Welcome

Welcome to Dinosaur Valley Alberta CANADA

The coulees and buttes of the badlands found in the Red Deer River Valley are littered with dinosaur bone beds. Visitors have many opportunities to watch or even participate as yet more exciting discoveries are made.
This tour again starts in Calgary with a pleasant 138 kilometre or 86 mile drive to the Royal Tyrrell Museum of Palaeontology near Drumheller, Alberta. The museum is home to the largest collection of complete dinosaur skeletons in the world.
“One of the things that really sets us apart,” says Martie Hickie, the museum’s head of community relations, “is the opportunity to see or even join a dig that is underway. Fossil material is literally being collected in our back yard offering a more complete visitor experience.”

More than 200 dinosaur specimens, the largest under one roof anywhere, are displayed at the Royal Tyrrell Museum of Palaeontology. Display information is augmented by slide shows, video mini-theatres, computer stations and hands-on scientific experiments.

Next stop is Dinosaur Provincial Park UNESCO World Heritage Site, near Brooks, Alberta. This is where much of the museum’s fieldwork takes place. While scientific staff work to unravel the mysteries of the dinosaurs, park guides present that information to visitors through various tours and programs including bus trips and guided hikes.

Two full days should be budgeted for the park. Entry to much of Dinosaur Provincial Park is restricted to the guided tours, which have limited capacity. The most common regret expressed by visitors who stay less than a day is that they didn’t allow enough time to participate in a natural preserve tour.
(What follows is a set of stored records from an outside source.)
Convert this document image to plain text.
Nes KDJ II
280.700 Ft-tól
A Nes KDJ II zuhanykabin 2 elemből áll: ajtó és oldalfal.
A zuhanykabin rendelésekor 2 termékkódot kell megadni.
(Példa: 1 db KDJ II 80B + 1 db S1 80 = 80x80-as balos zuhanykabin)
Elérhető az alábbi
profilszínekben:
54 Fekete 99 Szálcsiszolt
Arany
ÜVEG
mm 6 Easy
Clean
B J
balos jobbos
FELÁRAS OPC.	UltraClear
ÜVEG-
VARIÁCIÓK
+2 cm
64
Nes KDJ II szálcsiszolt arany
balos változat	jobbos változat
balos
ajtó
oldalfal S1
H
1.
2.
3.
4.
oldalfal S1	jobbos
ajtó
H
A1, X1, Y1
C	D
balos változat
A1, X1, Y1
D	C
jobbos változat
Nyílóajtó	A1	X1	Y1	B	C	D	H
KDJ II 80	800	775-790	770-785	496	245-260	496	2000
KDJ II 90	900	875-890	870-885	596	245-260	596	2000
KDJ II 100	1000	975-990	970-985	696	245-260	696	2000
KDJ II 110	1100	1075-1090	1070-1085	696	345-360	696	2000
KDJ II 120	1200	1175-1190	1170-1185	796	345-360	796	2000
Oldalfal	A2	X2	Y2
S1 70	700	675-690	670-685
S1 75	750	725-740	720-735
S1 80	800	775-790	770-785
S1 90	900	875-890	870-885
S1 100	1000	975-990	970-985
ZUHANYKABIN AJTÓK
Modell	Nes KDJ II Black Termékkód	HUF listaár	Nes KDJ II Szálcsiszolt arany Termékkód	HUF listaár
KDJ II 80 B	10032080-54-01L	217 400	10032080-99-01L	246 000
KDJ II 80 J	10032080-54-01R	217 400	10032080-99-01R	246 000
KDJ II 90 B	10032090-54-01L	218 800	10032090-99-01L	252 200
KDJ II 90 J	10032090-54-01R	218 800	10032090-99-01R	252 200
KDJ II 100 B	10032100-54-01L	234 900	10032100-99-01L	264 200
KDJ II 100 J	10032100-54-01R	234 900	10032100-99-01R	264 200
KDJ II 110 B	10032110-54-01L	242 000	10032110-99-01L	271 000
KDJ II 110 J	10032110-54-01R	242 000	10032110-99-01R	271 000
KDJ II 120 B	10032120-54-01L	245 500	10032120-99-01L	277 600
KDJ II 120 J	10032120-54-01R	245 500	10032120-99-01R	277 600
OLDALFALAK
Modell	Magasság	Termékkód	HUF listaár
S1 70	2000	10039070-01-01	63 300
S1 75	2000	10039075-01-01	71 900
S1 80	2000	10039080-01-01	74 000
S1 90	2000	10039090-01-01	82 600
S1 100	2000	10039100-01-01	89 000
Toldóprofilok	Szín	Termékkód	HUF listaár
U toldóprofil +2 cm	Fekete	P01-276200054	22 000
The Dinosaur Country tour winds up a short drive further south near the small town of Warner, Alberta. In 1987, amateur archeologist Wendy Sloboda made a dramatic discovery. She uncovered small fossil fragments of eggshell in the badlands of the Milk River Ridge, which led to the unearthing of Hadrosaur nests, eggs and embryos embedded in the coulee banks.

Devil’s Coulee, as it is now known, is the first dinosaur-nesting site discovered in Canada and the second in the world with dinosaur embryos in the eggs. Regular tours of the area are offered and there is an interpretive centre in the town of Warner.